Nè Allegri, nè Conte,nè Maresca, nè Guardiola. Io voto per il Mancini-bis. Manca ancora un’eternità all’assemblea elettiva della Figc che dovrà eleggere il successore di Gravina per la poltrona di presidente, solo il 22 giugno si saprà se sarà Malagò, Abete o chissà chi a prendere la patata bollente di dover risollevare le sorti del calcio italiano e a scegliere l’erede di Gattuso per la panchina azzurra. Una data che non aiuta, certamente. Molti allenatori che vanno per la maggiore potrebbero aver preso già impegni, rinnovando quelli esistenti o firmando nuovi contratti, ma alternative non ce ne sono. Chiunque sia il presidente, però, non si faccia scappare l’occasione. Roberto Mancini è il nome giusto per l’Italia.
Il toto-ct sempre d’attualità
Il tormentone è partito un minuto dopo il flop con la Bosnia ai playoff. Mentre Gravina svicolava sulle dimissioni, mentre Gattuso parlava di squadra “eroica” a costo prendere ulteriori fischi “virtuali” da casa, era già scattato il toto-ct. Chi deve essere il futuro allenatore della Nazionale? Alla rinfusa arrivavano candidature di ogni tipo: Conte e Allegri i più gettonati, a dispetto di un contratto in essere, Ranieri – dopo il divorzio con la Roma – l’ultima proposta, Guardiola o Maresca le suggestioni. C’è chi chiede di ritornare al passato, ovvero ripartire dai tecnici federali (Nunziata, Bollini) o anche di promuovere Silvio Baldini che guiderà l’Italia nelle amichevoli di giugno (ripescaggio permettendo).

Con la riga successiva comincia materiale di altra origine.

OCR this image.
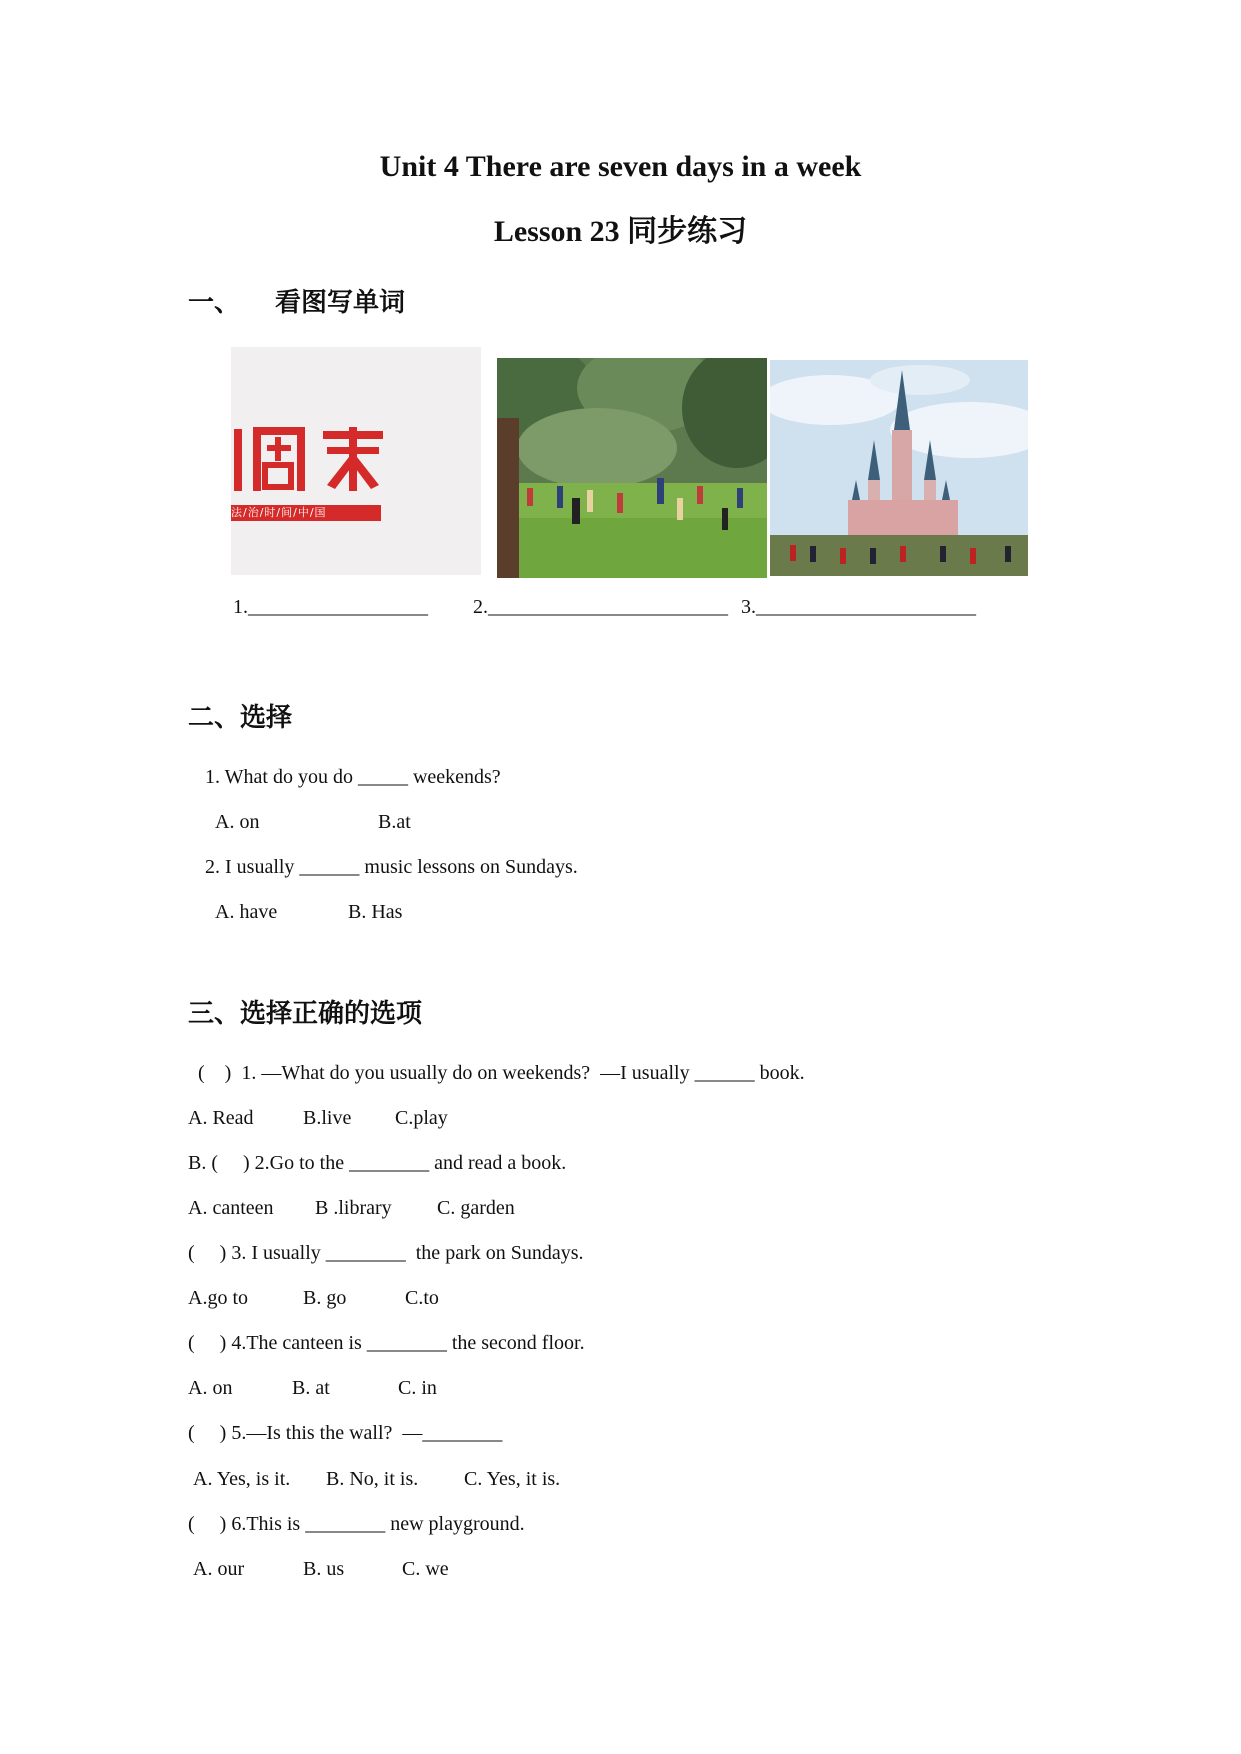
Unit 4 There are seven days in a week
Lesson 23 同步练习
一、 看图写单词
法/治/时/间/中/国
1.__________________ 2.________________________ 3.______________________
二、选择
1. What do you do _____ weekends?
A. on	B.at
2. I usually ______ music lessons on Sundays.
A. have	B. Has
三、选择正确的选项
(    )  1. —What do you usually do on weekends?  —I usually ______ book.
A. Read B.live C.play
B. (     ) 2.Go to the ________ and read a book.
A. canteen B .library C. garden
(     ) 3. I usually ________  the park on Sundays.
A.go to	B. go	C.to
(     ) 4.The canteen is ________ the second floor.
A. on	B. at	C. in
(     ) 5.—Is this the wall?  —________
A. Yes, is it. B. No, it is. C. Yes, it is.
(     ) 6.This is ________ new playground.
A. our	B. us	C. we
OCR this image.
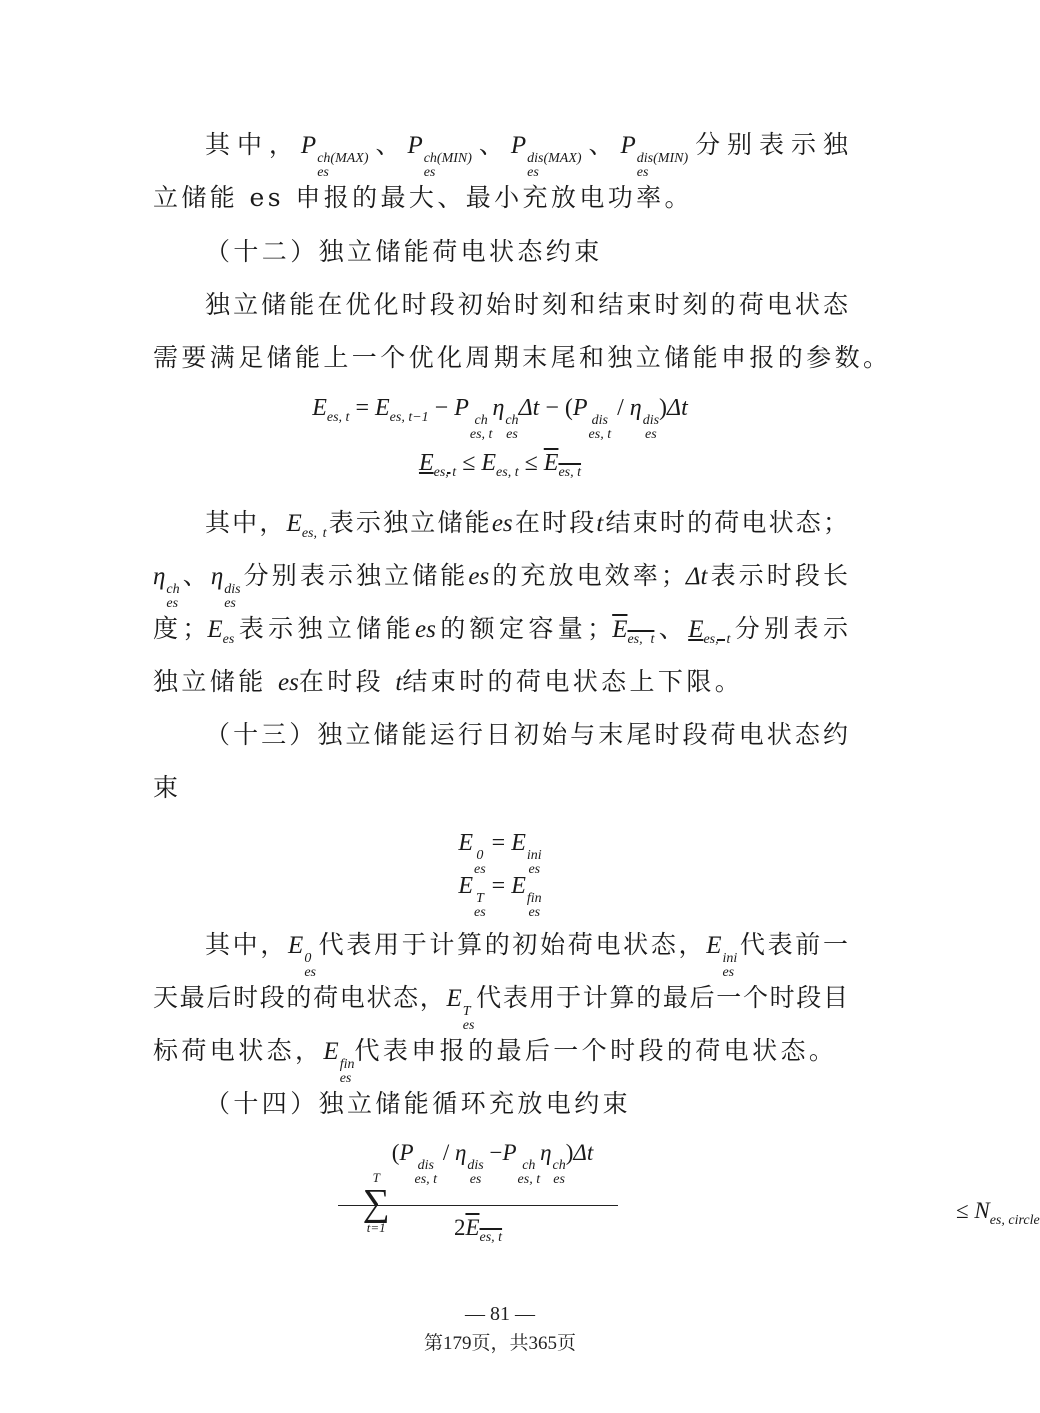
其中，P ch(MAX)
es
、P ch(MIN)
es
、P dis(MAX)
es
、P dis(MIN)
es
分别表示独
立储能 es 申报的最大、最小充放电功率。
（十二）独立储能荷电状态约束
独立储能在优化时段初始时刻和结束时刻的荷电状态
需要满足储能上一个优化周期末尾和独立储能申报的参数。
$E_{es, t} = E_{es, t-1} - P$ ch
es, t
η ch
es
Δt − (P dis
es, t
/ η dis
es
)Δt
$E_{es, t} \le E_{es, t} \le E_{es, t}$
其中，$E_{es, t}$表示独立储能es在时段t结束时的荷电状态；
η ch
es
、η dis
es
分别表示独立储能es的充放电效率；Δt表示时段长
度；$E_{es}$表示独立储能es的额定容量；$E_{es, t}$、$E_{es, t}$分别表示
独立储能 es在时段 t结束时的荷电状态上下限。
（十三）独立储能运行日初始与末尾时段荷电状态约
束
E 0
es
= E ini
es
E T
es
= E fin
es
其中，E 0
es
代表用于计算的初始荷电状态，E ini
es
代表前一
天最后时段的荷电状态，E T
es
代表用于计算的最后一个时段目
标荷电状态，E fin
es
代表申报的最后一个时段的荷电状态。
（十四）独立储能循环充放电约束
T
∑
t=1
(P
dis
es, t
/ η
dis
es
−P
ch
es, t
η
ch
es
)Δt
$2E_{es, t}$
≤ $N_{es, circle}$
— 81 —
第179页，共365页
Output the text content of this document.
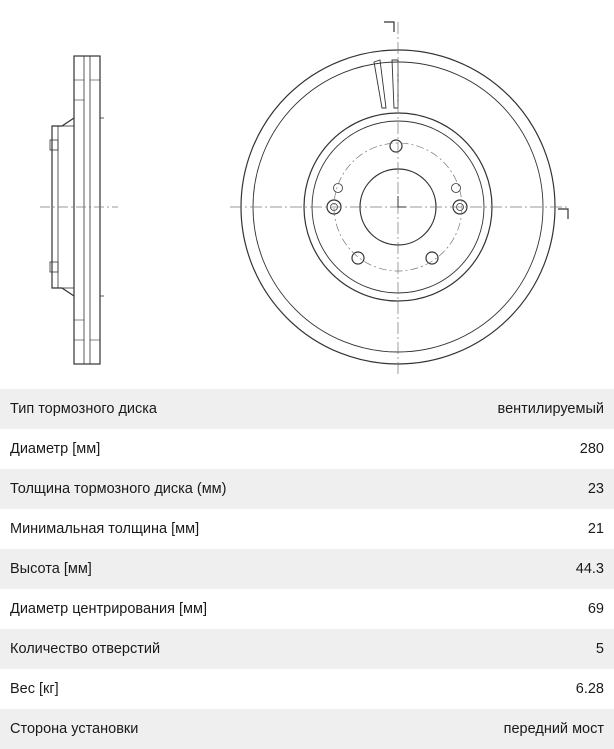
Тип тормозного диска	вентилируемый
Диаметр [мм]	280
Толщина тормозного диска (мм)	23
Минимальная толщина [мм]	21
Высота [мм]	44.3
Диаметр центрирования [мм]	69
Количество отверстий	5
Вес [кг]	6.28
Сторона установки	передний мост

Perchè Mancini è la figura giusta
Tra tutti questi c’è – anche se defilato – anche il nome di Roberto Mancini. Perchè è la soluzione ideale? I motivi sono parecchi. La voglia di rivincita dopo un divorzio doloroso del quale si è anche pentito, l’esperienza internazionale, i risultati raggiunti durante la sua gestione, l’abilità a scovare in categorie inferiori, il coraggio di lanciare i giovani. Questa Italia è obbligata a ripartire dai giovani e Mancini è uno che ha osato puntare su Udogie e Pafundi, per dirne due.
Tatticamente il Mancio non è un talebano, sa adattarsi alle caratteristiche dei giocatori, ha carisma nello spogliatoio, sa essere leader anche senza urlare. Conosce l’ambiente federale, sa rapportarsi con i club. Dal punto di vista economico ha accumulato talmente tante ricchezze in Arabia e in Qatar, dove allena ora (ha appena vinto il campionato con l’Al Sadd) da potersi accontentare quel che passa il convento. La sua sfida non sarebbe per soldi ma per onore e prestigio. Una scommessa (difficile come lo sarebbe per chiunque) che è la sua arma vincente.
I contro di Conte e Allegri
Se di molti (Allegri, Ranieri ma paradossalmente anche lo stesso Guardiola) si può temere l’inesperienza da ct che è stato il vero tallone d’Achille di un tecnico bravissimo come Spalletti, c’è Conte che il ct azzurro pure l’ha già fatto. E bene. Ma siamo sicuri che Conte sia disposto a prendersi una Nazionale tutta da ricostruire e senza chance di vittoria nell’immediato e a rinunciare a buona parte dei suoi 9 milioni d’ingaggio? Don Antonio ha ancora fame di club da allenare ogni giorno, che sia il Napoli o altre squadre, che sia in Italia (preferibilmente, così gli chiede la famiglia) o che sia l’estero (in Premier ritroverebbe porte spalancate e budget illimitati). Per uno che di sè dice: “la storia racconta che o arrivo primo o secondo” sarebbe dura – in questo momento storico della sua carriera – fare diversi passi indietro. E allora Mancini-bis, sì, perché no? La Figc è avvisata, sbagliare ancora proprio non si può.